Ini Momentum Kembangkan Pasar Modal Syariah

Pemerintah masih akan mendominasi penerbitan sukuk.

Rep: Lida Puspaningtyas/ Red: Elba Damhuri
Penjualan sukuk (ilustrasi).
Foto: Republika/Wihdan Hidayat
Penjualan sukuk (ilustrasi).

REPUBLIKA.CO.ID JAKARTA -- Tahun 2019 menjadi saat yang memungkinkan pasar modal syariah berkembang. Ekosistem yang dibangun akan cukup sehingga instrumen seperti sukuk maupun efek syariah bisa bertumbuh.

Direktur Strategi Investasi dan Kepala Makroekonomi PT Bahana TCW Investment Management, Budi Hikmat, menyampaikan bahwa tahun 2019 menjadi masa likuiditas ketat. Artinya, industri keuangan disarankan untuk menghindari utang karena dapat meningkatkan pembiayaan tidak lancar (NPF-non-performing finance).

Baca Juga

"Instrumen syariah ini cocok karena rasio utang harus kecil sehingga portofolionya lebih terjaga sehat. Ingat semua peradaban jatuh karena utang, tidak terkecuali Amerika Serikat," kata Budi saat pemaparan Outlook Pasar Modal Syariah 2019 di Jakarta, pekan ini.

Meski demikian, ia menilai pertumbuhan ekonomi akan baik jika utang menjadi produktif. Di Bahana, Budi mengaku menerapkan hukum Nabi Yusuf yang mengedepankan investasi stabil dan pemanfaatan utang yang lebih produktif.

Head of Fixed Income Research PT Mandiri Sekuritas, Handy Yunianto , mengatakan pasar modal syariah di Indonesia masih didominasi oleh sukuk pemerintah. Sebaliknya, jelas dia, pasar modal syariah belum menerbitkan sukuk global untuk korporasi di Indonesia.

Total penerbitan sukuk dibandingkan total penerbitan obligasi konvensional di kisaran 22-30 persen. Mandiri Sekuritas, kata Handy, memprediksi pemerintah masih akan mendominasi penerbitan sukuk di tahun 2019.

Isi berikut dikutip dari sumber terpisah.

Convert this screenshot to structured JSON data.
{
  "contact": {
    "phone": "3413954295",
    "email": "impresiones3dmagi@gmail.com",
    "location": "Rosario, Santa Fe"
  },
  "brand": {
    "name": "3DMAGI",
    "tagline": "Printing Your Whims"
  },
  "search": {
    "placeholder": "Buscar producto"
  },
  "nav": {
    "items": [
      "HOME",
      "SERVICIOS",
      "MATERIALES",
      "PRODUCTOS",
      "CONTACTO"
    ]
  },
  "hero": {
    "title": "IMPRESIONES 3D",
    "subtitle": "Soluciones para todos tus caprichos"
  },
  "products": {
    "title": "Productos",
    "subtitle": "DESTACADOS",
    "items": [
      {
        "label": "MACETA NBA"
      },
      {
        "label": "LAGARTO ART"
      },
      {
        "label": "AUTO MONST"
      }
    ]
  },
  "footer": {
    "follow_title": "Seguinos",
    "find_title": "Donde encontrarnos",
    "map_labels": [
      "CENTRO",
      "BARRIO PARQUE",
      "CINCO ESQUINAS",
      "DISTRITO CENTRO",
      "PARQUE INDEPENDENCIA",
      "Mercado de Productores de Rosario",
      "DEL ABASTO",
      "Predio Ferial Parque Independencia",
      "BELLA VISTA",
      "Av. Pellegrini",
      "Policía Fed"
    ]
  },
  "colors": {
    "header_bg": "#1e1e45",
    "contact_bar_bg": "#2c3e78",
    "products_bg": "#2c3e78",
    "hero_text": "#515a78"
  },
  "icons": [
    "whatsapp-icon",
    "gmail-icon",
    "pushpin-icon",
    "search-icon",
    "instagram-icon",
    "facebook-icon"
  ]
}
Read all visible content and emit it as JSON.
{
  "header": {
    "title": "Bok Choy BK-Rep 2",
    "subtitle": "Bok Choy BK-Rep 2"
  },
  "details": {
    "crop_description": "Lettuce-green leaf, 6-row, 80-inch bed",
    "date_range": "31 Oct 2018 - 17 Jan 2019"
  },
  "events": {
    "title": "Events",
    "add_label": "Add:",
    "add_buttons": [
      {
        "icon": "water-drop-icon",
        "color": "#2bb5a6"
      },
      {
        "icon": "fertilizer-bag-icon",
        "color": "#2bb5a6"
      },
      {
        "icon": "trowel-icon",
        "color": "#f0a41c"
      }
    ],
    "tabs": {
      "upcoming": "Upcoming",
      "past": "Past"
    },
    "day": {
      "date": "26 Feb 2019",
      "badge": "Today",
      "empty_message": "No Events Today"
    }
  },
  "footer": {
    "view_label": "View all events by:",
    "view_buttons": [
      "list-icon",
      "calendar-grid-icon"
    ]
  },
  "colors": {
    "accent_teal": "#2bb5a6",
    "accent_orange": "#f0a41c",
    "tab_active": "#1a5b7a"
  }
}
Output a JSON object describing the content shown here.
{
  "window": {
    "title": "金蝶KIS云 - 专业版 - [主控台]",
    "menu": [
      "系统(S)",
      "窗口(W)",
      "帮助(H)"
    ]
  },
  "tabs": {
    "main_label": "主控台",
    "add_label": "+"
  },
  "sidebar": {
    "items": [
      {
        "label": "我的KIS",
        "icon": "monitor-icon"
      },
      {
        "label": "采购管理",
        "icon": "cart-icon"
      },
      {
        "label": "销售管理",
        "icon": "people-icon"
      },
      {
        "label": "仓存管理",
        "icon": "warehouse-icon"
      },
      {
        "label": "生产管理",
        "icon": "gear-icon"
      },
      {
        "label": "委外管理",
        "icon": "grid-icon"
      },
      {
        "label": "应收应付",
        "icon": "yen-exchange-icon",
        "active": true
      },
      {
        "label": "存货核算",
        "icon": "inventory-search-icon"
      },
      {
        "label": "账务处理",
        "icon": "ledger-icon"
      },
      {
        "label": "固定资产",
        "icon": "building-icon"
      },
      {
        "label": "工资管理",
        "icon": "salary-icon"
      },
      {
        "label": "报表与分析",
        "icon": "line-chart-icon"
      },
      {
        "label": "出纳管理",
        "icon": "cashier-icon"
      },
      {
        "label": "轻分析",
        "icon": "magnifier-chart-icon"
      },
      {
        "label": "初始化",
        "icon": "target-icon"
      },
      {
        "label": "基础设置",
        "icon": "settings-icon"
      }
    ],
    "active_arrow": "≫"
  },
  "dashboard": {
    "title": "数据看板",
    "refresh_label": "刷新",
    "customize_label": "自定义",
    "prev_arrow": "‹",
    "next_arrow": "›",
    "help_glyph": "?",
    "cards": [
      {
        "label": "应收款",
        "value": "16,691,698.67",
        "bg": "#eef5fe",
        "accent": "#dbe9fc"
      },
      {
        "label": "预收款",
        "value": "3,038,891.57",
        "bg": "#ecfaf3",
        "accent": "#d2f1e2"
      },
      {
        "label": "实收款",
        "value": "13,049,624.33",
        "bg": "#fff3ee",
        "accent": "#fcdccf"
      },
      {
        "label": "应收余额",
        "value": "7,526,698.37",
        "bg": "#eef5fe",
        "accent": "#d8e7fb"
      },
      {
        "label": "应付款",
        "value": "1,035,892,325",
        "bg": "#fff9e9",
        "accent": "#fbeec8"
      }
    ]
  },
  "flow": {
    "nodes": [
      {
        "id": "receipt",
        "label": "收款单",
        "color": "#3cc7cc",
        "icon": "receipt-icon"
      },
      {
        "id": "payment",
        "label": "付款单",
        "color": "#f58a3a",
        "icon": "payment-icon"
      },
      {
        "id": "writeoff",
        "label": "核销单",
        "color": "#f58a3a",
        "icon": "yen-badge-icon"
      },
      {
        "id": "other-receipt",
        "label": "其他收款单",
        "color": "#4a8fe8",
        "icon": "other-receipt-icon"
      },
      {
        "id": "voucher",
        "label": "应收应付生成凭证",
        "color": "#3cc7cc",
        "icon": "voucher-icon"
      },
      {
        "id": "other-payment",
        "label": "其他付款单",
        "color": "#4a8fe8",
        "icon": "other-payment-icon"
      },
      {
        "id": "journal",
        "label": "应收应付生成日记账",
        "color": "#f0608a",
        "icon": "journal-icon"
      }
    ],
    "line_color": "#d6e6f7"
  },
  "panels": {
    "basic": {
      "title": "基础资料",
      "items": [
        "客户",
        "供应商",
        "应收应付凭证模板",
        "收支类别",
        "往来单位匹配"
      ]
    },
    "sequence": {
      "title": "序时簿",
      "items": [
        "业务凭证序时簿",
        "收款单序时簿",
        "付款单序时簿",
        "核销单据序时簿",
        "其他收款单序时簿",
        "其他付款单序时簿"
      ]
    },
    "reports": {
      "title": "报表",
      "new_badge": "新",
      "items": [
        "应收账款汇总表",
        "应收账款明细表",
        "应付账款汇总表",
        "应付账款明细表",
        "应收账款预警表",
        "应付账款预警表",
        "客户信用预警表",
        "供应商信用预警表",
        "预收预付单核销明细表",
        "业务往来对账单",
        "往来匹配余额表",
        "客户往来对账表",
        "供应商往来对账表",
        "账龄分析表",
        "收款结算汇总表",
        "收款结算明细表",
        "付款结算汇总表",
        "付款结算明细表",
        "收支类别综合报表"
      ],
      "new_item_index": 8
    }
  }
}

"Kami perkirakan penerbitan sukuk akan relatif sama dengan tahun 2018 untuk memenuhi kebutuhan refinancing seiring dengan masih rendahnya ekspektasi pertumbuhan ekonomi domestik tahun 2019," kata dia.

Kebutuhan pendanaan ulang dari sukuk yakni sekitar Rp 3,4 triliun. Sementara untuk obligasi konvensional yakni Rp 86 triliun. Handy juga memprediksi penerbitan obligasi korporasi akan melambat saat pilpres seperti tahun-tahun sebelumnya.

Founding Partner Karim Consulting Indonesia, Adiwarman Karim, menyampaikan 40 persen kepemilikan obligasi pemerintah adalah asing. Akibatnya, perekonomian akan sensitif ketika menjelang pilpres dana-dana asing itu ditarik.

Banyaknya proyek infrastruktur yang dibiayai bank akan dibiayai ulang melalui pasar modal yaitu penerbitan sukuk. Hal ini didorong oleh mulai selesainya periode kelonggaran Interest During Construction (IDC) dari bank.

BACA JUGA: Penyebab Lambatnya Perkembangan Industri Syariah

Adiwarman mengatakan pasar modal syariah bisa berkembang juga jika bisa menangkap dana-dana yang keluar, baik dengan penerbitan sukuk maupun saham syariah. Pilpres membuat dana-dana di DPK turun dan dipindahkan ke pasar modal.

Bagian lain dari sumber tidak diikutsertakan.